Of course! I’m just kidding. BUT, 53% of the people in this country actually believe that. So, how about getting the politicians who pander to that 53% to tell you how to draw their picture - with achievable facts, of course - that you can describe to all of us.

Jackinga's picture
Jackinga - Oct 1, 2012

I, for one, like Paddy Hirsch's Whiteboard explanations. There must be one heck of a pile of markers off on stage right.

Keep up the good work, Paddy. I learn a lot.

(Does this attaboy mean that I am now going to be even more inundated with solicitations from NPR come fund raising time?)

Jackinga's picture
Jackinga - Oct 1, 2012

I think most Americans would agree with you that there is far too much fraud in the system. Most Americans, that is, except those who are on the take. So based on your comments, perhaps you are unaware of just how hard the Obama Administration has come down on fraud. In fact, so hard that the Whistle Blowing Lawyers Association is contributing heavily to the Obama campaign. There have been an unprecedented number of whistle blowers coming forward in this Administration, so much so that Whistle Blower payments are over $1.6 billion. The financial industry is one such that has been targeted and, of course, Mr. Romney says that he will repeal the Dodd-Frank Act under which some of the fraudsters have been brought to justice.

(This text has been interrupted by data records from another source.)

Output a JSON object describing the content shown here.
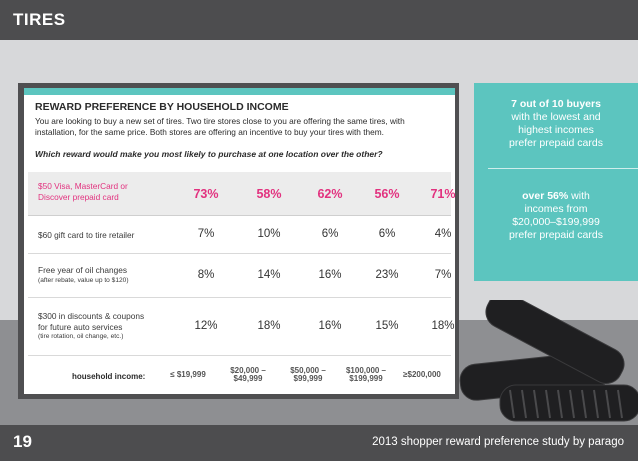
{
  "header": {
    "section_title": "TIRES"
  },
  "card": {
    "title": "REWARD PREFERENCE BY HOUSEHOLD INCOME",
    "intro": "You are looking to buy a new set of tires. Two tire stores close to you are offering the same tires, with installation, for the same price. Both stores are offering an incentive to buy your tires with them.",
    "question": "Which reward would make you most likely to purchase at one location over the other?"
  },
  "table": {
    "rows": [
      {
        "label": "$50 Visa, MasterCard or",
        "label2": "Discover prepaid card",
        "sub": "",
        "values": [
          "73%",
          "58%",
          "62%",
          "56%",
          "71%"
        ]
      },
      {
        "label": "$60 gift card to tire retailer",
        "label2": "",
        "sub": "",
        "values": [
          "7%",
          "10%",
          "6%",
          "6%",
          "4%"
        ]
      },
      {
        "label": "Free year of oil changes",
        "label2": "",
        "sub": "(after rebate, value up to $120)",
        "values": [
          "8%",
          "14%",
          "16%",
          "23%",
          "7%"
        ]
      },
      {
        "label": "$300 in discounts & coupons",
        "label2": "for future auto services",
        "sub": "(tire rotation, oil change, etc.)",
        "values": [
          "12%",
          "18%",
          "16%",
          "15%",
          "18%"
        ]
      }
    ],
    "income_label": "household income:",
    "incomes": [
      {
        "line1": "≤ $19,999",
        "line2": ""
      },
      {
        "line1": "$20,000 –",
        "line2": "$49,999"
      },
      {
        "line1": "$50,000 –",
        "line2": "$99,999"
      },
      {
        "line1": "$100,000 –",
        "line2": "$199,999"
      },
      {
        "line1": "≥$200,000",
        "line2": ""
      }
    ]
  },
  "callouts": {
    "one_bold": "7 out of 10 buyers",
    "one_rest1": "with the lowest and",
    "one_rest2": "highest incomes",
    "one_rest3": "prefer prepaid cards",
    "two_bold": "over 56%",
    "two_rest0": "with",
    "two_rest1": "incomes from",
    "two_rest2": "$20,000–$199,999",
    "two_rest3": "prefer prepaid cards"
  },
  "footer": {
    "page_number": "19",
    "text": "2013 shopper reward preference study by parago"
  },
  "colors": {
    "accent_pink": "#e2327f",
    "teal": "#5cc5bf",
    "dark_bar": "#4d4d4f"
  }
}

Medicare fraud prosecutions are also way, way up as a result of the crack-downs. But perhaps you are unaware of how this quiet, but effective, change in policy has been at work in the background. I refer you to an article that appears Oct 1, 2012 by Eric Lipton in the New York Times entitled "Whistle-Blower Lawyers Throw Support Behind Obama," where you will learn that since January '09 the Federal Government has collected $13.2 billion under the False-Claims Act. The False Claims Act is the primary whistle blower legal tool. Some $9.4 billion of the $13.2 billion is owing to alleged health care fraud cases. BTW whistle blowers only get paid if the claims are substantiated and the fines are at least $1 million. Nevertheless, the phones are ringing off the hooks at many agencies charged with fraud investigation.

I will try to put a link in to the NYT article, but I do not know if it will go through the NPR Marketplace filters or not.